Much stress is laid in the brief of plaintiffs in error that the tract of land in controversy is a small tract consisting of only 168 of an acre, and that a well drilled thereon will drain oil from an area greatly in excess of said acreage. We want to emphasize the fact, however, that the Legislature, in delegating to certain cities the power to restrict the drilling of wells within the boundaries thereof, was dealing with the police power n so far only as the health, morals, safety, and general welfare of the public might be injuriously affected by such drilling. The Legislature did not confer authority upon cities to prevent the commission of waste of natural resources or to prevent the inequitable taking of oil from a common source of supply. Such authority was delegated by other statutory provisions to another tribunal. The question of improper production and inequitable drainage of contiguous lands is not a determining factor in an application for a permit to drill under the terms of the statute and ordinance. Regard must be had only for the public interest in so far as it relates to the protection of the citizens under the authorized exercise of the police power.

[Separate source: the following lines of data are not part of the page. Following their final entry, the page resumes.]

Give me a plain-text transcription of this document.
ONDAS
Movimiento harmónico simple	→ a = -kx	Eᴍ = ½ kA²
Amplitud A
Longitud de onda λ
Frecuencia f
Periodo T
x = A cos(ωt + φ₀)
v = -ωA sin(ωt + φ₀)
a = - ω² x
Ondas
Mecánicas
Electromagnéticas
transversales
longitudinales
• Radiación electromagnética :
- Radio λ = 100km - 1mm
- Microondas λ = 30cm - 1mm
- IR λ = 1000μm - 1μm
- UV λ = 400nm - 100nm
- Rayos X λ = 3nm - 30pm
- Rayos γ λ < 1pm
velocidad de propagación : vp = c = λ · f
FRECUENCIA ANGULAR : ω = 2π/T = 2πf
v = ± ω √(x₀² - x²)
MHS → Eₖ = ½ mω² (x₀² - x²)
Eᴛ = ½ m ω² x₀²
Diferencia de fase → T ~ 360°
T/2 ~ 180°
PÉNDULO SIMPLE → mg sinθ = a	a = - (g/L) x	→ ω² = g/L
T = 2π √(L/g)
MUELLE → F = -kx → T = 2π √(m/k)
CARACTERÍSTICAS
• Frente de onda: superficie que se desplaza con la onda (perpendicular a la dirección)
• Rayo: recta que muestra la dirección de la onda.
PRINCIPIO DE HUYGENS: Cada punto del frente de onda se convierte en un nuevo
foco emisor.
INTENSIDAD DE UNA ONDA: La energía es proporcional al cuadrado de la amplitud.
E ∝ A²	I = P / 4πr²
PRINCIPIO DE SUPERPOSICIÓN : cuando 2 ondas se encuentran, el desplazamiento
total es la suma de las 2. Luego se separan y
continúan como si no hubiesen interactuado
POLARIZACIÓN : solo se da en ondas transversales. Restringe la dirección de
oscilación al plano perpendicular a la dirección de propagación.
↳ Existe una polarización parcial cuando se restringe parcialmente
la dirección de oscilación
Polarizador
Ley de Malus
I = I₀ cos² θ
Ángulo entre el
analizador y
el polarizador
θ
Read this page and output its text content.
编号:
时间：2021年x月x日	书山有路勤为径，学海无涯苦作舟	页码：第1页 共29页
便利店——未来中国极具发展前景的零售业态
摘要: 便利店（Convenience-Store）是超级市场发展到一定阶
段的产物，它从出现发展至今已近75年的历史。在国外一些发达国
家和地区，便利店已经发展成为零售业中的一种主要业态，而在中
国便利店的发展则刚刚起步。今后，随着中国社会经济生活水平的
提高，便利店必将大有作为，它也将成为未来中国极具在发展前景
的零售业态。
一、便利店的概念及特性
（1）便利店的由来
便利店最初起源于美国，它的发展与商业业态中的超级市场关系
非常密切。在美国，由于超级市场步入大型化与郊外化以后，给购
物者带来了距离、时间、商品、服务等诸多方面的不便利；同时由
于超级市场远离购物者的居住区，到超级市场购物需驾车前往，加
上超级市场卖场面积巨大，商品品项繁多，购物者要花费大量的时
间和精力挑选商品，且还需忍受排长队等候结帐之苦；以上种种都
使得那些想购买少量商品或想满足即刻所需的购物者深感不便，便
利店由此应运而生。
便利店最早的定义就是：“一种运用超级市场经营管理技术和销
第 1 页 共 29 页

The findings of the trial court are set forth in the judgment appealed from. The court found:
"The court further finds that the property is within the U-7 drilling zone of the city of Oklahoma City and that wells have been drilled on all sides of the property *Page 73 herein involved and that all of the property surrounding the parcel of land herein involved is participating in the production of surrounding wells; that the owners of the parcel of land herein involved have duly and diligently made application to have the parcel of land herein involved attached to adjoining drilling areas in order that said parcel of land might participate in the royalties from the drilling of the wells on the adjacent drilling areas, but that the owners of said property have been denied the right to participate in said production by the board of adjustment of Oklahoma City and by this court on appeal from the board of adjustment of Oklahoma City. * * *
"The court further finds that the literal enforcement of the provisions of the ordinance will result in unnecessary hardship, that, by granting the permit contrary to the provisions of the ordinance, the spirit of the ordinance will still be observed, and that by such granting substantial Justice will be accomplished, and that the granting of such permit is not contrary to the public interest."
In doing so it acted within its authority and jurisdiction, as stated in Anderson-Kerr, Inc., v. Van Meter et al., supra. The facts found constitute a valid basis for the application of the exception made to the provisions of the ordinance. The questions for determination were questions of fact, and since the findings of the trial court are amply sustained by the evidence under the law, they will not be disturbed by this court.
The judgment of the trial court is in all things affirmed.
RILEY, C. J., CULLISON, V. C. J., and SWINDALL and BAYLESS, JJ., concur. ANDREWS, J., not participating. McNEILL, BUSBY, and WELCH, JJ., dissent.